Thursday, November 15, 2012

(NEWZIMBABWE) Tough choices as Biti presents 2013 budget

Tough choices as Biti presents 2013 budget
14/11/2012 00:00:00
by Gilbert Nyambabvu

FINANCE Minister Tendai Biti presents his 2013 national budget Thursday under pressure to fire-up a stagnating economy as well as find money for elections and other pressing expenditure demands on an increasingly sparse government purse.

If it’s any comfort however, the treasury chief will address a nation decidedly low on expectations when he makes his stand before Parliament.

His 2012 budget went off the rails midway through the year while the economic recovery of the last few years has suddenly hit the skids.

Key economic sectors such as industry underperfromed, hamstrung by a myriad of problems, among them the lack of capital as local financiers either lacked the capacity or just couldn’t be bothered and external credit lines proved impossible to secure.

[That's because ZDERA is still in place, put there by the MDC themselves. - MrK]

Agricultural output also took a huge hit from inclement weather conditions with the World Food Programme (WFP) estimating that some 1.6 million people would need food aid between now and the next harvest.

As such, not many were surprised when Biti was, last week, forced to concede that GDP growth would be nowhere near his initial 9.4 percent forecast saying: "New information shows that the growth rate of 5.6 percent earlier announced in the mid-May review will likely be revised downwards to around 4.0 percent.

Revenue projections for the year were also pegged back to US$3.6 billion from about US$4 billion with the minister announcing that the government was staring at a US$400 million budget black hole in the period leading to the end of the year.

Tourism and mining were among the few bright spots with the latter expected to grow by 16.7 percent, up from the initial forecast of 15.9 percent although productivity continues to be affected by unreliable power supplies and unending liquidity problems in the economy.

Company closures

Industry and other productive sectors however, remain in desperate need of capital to boost capacity utilisation. Confederation of Zimbabwe Industries president Kumbirai Katsande said companies were struggling to stay afloat in an increasingly difficult operating environment.

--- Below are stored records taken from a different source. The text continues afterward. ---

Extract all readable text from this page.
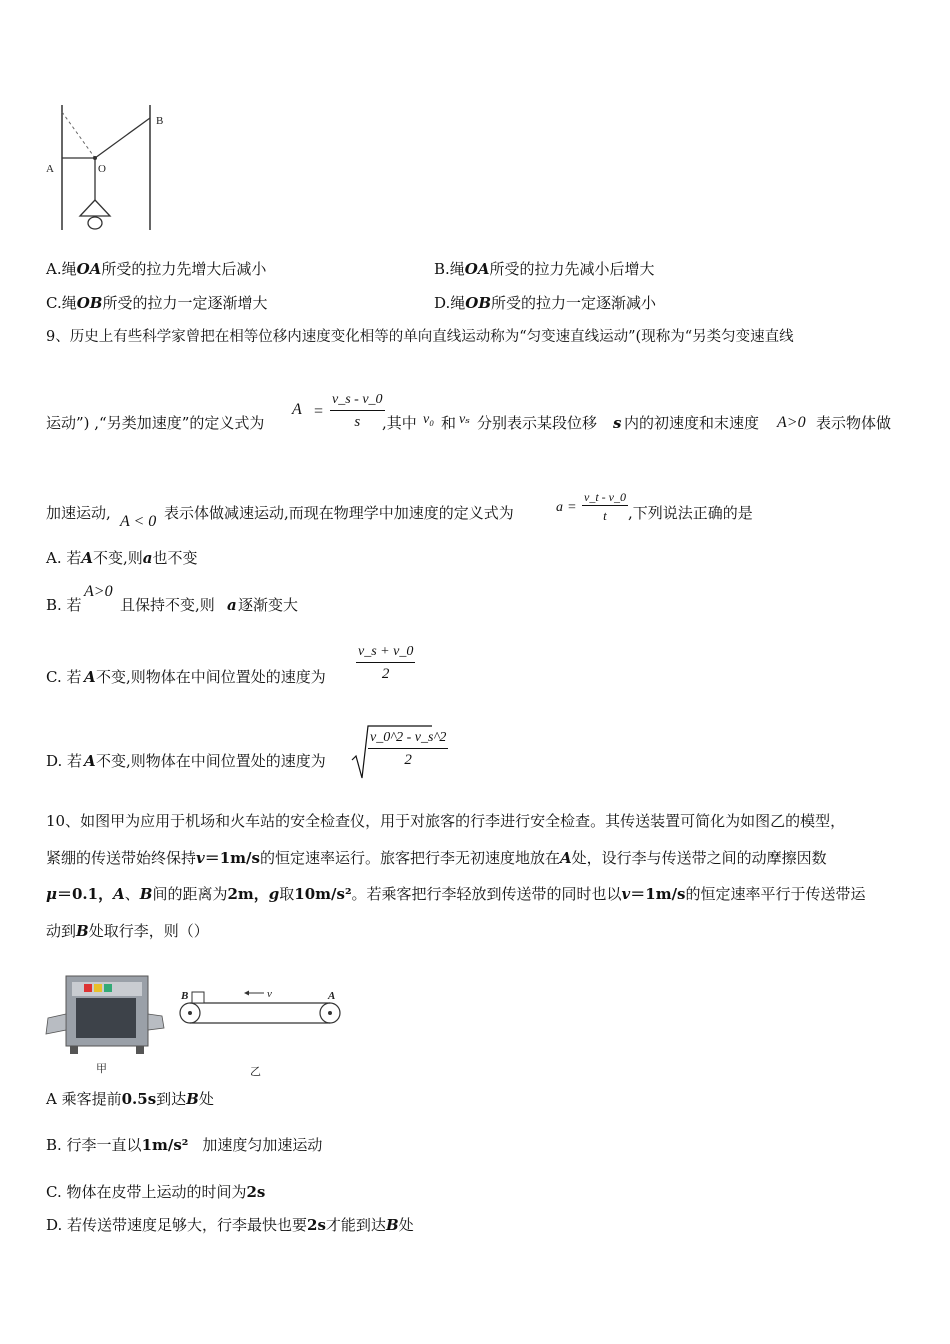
A
B
O
A.绳OA所受的拉力先增大后减小	B.绳OA所受的拉力先减小后增大
C.绳OB所受的拉力一定逐渐增大	D.绳OB所受的拉力一定逐渐减小
9、历史上有些科学家曾把在相等位移内速度变化相等的单向直线运动称为“匀变速直线运动”(现称为“另类匀变速直线
运动”) ,“另类加速度”的定义式为
$A = \frac{v\_s - v\_0}{s}$
,其中 v₀ 和 vₛ 分别表示某段位移 s 内的初速度和末速度 A>0 表示物体做
加速运动, A < 0 表示体做减速运动,而现在物理学中加速度的定义式为	$a = \frac{v\_t - v\_0}{t}$ ,下列说法正确的是
A. 若A不变,则a也不变
B. 若
A>0
且保持不变,则 a 逐渐变大
C. 若 A 不变,则物体在中间位置处的速度为 $\frac{v\_s + v\_0}{2}$
D. 若 A 不变,则物体在中间位置处的速度为	$\frac{v\_0\^{}2 - v\_s\^{}2}{2}$
10、如图甲为应用于机场和火车站的安全检查仪，用于对旅客的行李进行安全检查。其传送装置可简化为如图乙的模型，
紧绷的传送带始终保持v＝1m/s的恒定速率运行。旅客把行李无初速度地放在A处，设行李与传送带之间的动摩擦因数
μ＝0.1，A、B间的距离为2m，g取10m/s²。若乘客把行李轻放到传送带的同时也以v＝1m/s的恒定速率平行于传送带运
动到B处取行李，则（）
甲
v
B	A
乙
A 乘客提前0.5s到达B处
B. 行李一直以1m/s² 加速度匀加速运动
C. 物体在皮带上运动的时间为2s
D. 若传送带速度足够大，行李最快也要2s才能到达B处
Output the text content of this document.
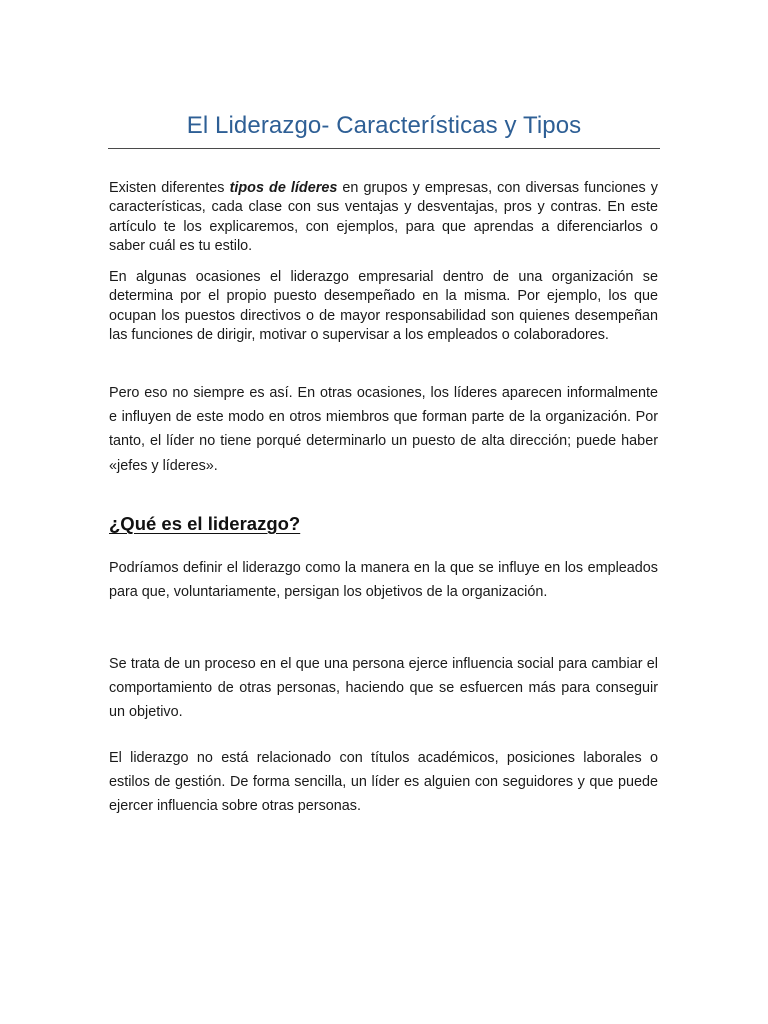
El Liderazgo- Características y Tipos

Existen diferentes tipos de líderes en grupos y empresas, con diversas funciones y características, cada clase con sus ventajas y desventajas, pros y contras. En este artículo te los explicaremos, con ejemplos, para que aprendas a diferenciarlos o saber cuál es tu estilo.

En algunas ocasiones el liderazgo empresarial dentro de una organización se determina por el propio puesto desempeñado en la misma. Por ejemplo, los que ocupan los puestos directivos o de mayor responsabilidad son quienes desempeñan las funciones de dirigir, motivar o supervisar a los empleados o colaboradores.

Pero eso no siempre es así. En otras ocasiones, los líderes aparecen informalmente e influyen de este modo en otros miembros que forman parte de la organización. Por tanto, el líder no tiene porqué determinarlo un puesto de alta dirección; puede haber «jefes y líderes».

¿Qué es el liderazgo?

Podríamos definir el liderazgo como la manera en la que se influye en los empleados para que, voluntariamente, persigan los objetivos de la organización.

Se trata de un proceso en el que una persona ejerce influencia social para cambiar el comportamiento de otras personas, haciendo que se esfuercen más para conseguir un objetivo.

El liderazgo no está relacionado con títulos académicos, posiciones laborales o estilos de gestión. De forma sencilla, un líder es alguien con seguidores y que puede ejercer influencia sobre otras personas.
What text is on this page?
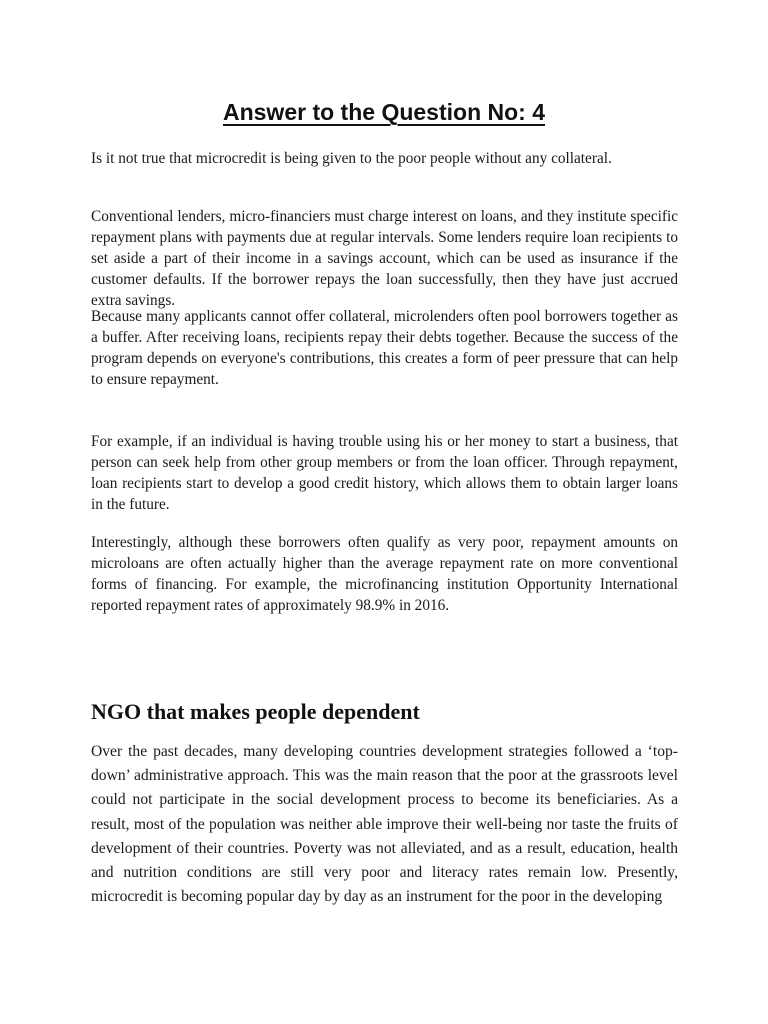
Answer to the Question No: 4

Is it not true that microcredit is being given to the poor people without any collateral.

Conventional lenders, micro-financiers must charge interest on loans, and they institute specific repayment plans with payments due at regular intervals. Some lenders require loan recipients to set aside a part of their income in a savings account, which can be used as insurance if the customer defaults. If the borrower repays the loan successfully, then they have just accrued extra savings.

Because many applicants cannot offer collateral, microlenders often pool borrowers together as a buffer. After receiving loans, recipients repay their debts together. Because the success of the program depends on everyone's contributions, this creates a form of peer pressure that can help to ensure repayment.

For example, if an individual is having trouble using his or her money to start a business, that person can seek help from other group members or from the loan officer. Through repayment, loan recipients start to develop a good credit history, which allows them to obtain larger loans in the future.

Interestingly, although these borrowers often qualify as very poor, repayment amounts on microloans are often actually higher than the average repayment rate on more conventional forms of financing. For example, the microfinancing institution Opportunity International reported repayment rates of approximately 98.9% in 2016.

NGO that makes people dependent

Over the past decades, many developing countries development strategies followed a ‘top-down’ administrative approach. This was the main reason that the poor at the grassroots level could not participate in the social development process to become its beneficiaries. As a result, most of the population was neither able improve their well-being nor taste the fruits of development of their countries. Poverty was not alleviated, and as a result, education, health and nutrition conditions are still very poor and literacy rates remain low. Presently, microcredit is becoming popular day by day as an instrument for the poor in the developing
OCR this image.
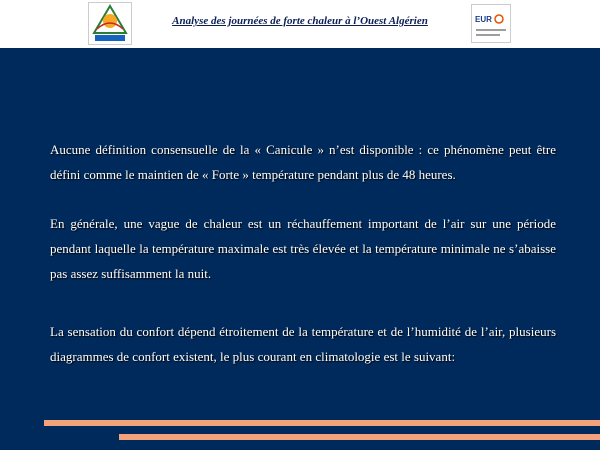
Analyse des journées de forte chaleur à l’Ouest Algérien	EUR

Aucune définition consensuelle de la « Canicule » n’est disponible : ce phénomène peut être défini comme le maintien de « Forte » température pendant plus de 48 heures.

En générale, une vague de chaleur est un réchauffement important de l’air sur une période pendant laquelle la température maximale est très élevée et la température minimale ne s’abaisse pas assez suffisamment la nuit.

La sensation du confort dépend étroitement de la température et de l’humidité de l’air, plusieurs diagrammes de confort existent, le plus courant en climatologie est le suivant:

“We see it in these companies folding up, declining capacity utilisation and declining employment levels. You just have to talk to NSSA, they will tell you how many companies are winding up,” Katsande said Wednesday.

But the CZI chief and his colleagues will know that there is little prospect of relief from Biti.

The minister will, again, be forced to commit most resources to recurrent expenditure with the state wage bill alone accounting for more than 60 percent of government revenues.

He has also pledged to pay bonuses to state workers this year but a proposal to offer them inflation-linked wage increases in 2013 drew fire from the estimated 260,000 civil servants who spent most of this year sniping at the government for a near-doubling of their current salaries.

Even so, civil service salaries may not be the most immediate of Biti’s worries. More significant are matters political; in particular the $219 million tab for a constitutional referendum and fresh elections expected to be held in March.

According to the Zimbabwe Electoral Commission, the referendum, which President Robert Mugabe says should be held this year, will set the country back a hefty $104-million, while the elections will require about $115-million.

Election finance

Biti has since warned Cabinet colleagues that there was no money for the referendum and the new polls and proposed that the country must look to foreign donors for assistance or consider deferring both processes altogether.

The suggestion was emphatically shot down by Zanu PF, with politburo member, Jonathan Moyo, insisting that: "Zimbabwe is not in the pockets of donors. The money for elections is there. We are going to have the elections once the President proclaims the dates.”

Justice Minister Patrick Chinamasa also said Wednesday that Biti had to “ensure an adequate budget for the holding of harmonised elections next year”.

Zanu PF insists new elections must be held to end what it now describes as an unworkable coalition arrangement with the MDC formations, blaming unending disputes and disagreements on policy and other differences.

Forced on the parties by the regional SADC grouping after violent but inconclusive elections in 2008, the unity government was expected to help ease political tensions in the country and put the economy on a path to recovery and growth after a decade-long recession.

Once the political and econmic situation had stabilised and a reforms implemented to help ensure an indisputable election, new polls would then be held to elect a substantive government.

Political tensions have since eased significantly despite fears of renewed clashes as campaining begins for the March elections.

But, on the economic front however, the coalition administration has little to show for its three years in office.

The decision to ditch the Zimbabwe dollar for much more stable foreign currencies helped put a stop to world record inflation.

Zanu PF however claims credit saying Chinamasa introduced the measure as acting Finance Minister before the coalition government assumed office.

Again, while the economy has recorded consistent, if marginal, recovery and growth since 2009, this has not translated into new jobs and unemployment remains very high with the large majority of Zimbabweans still struggling to put a meal on the table.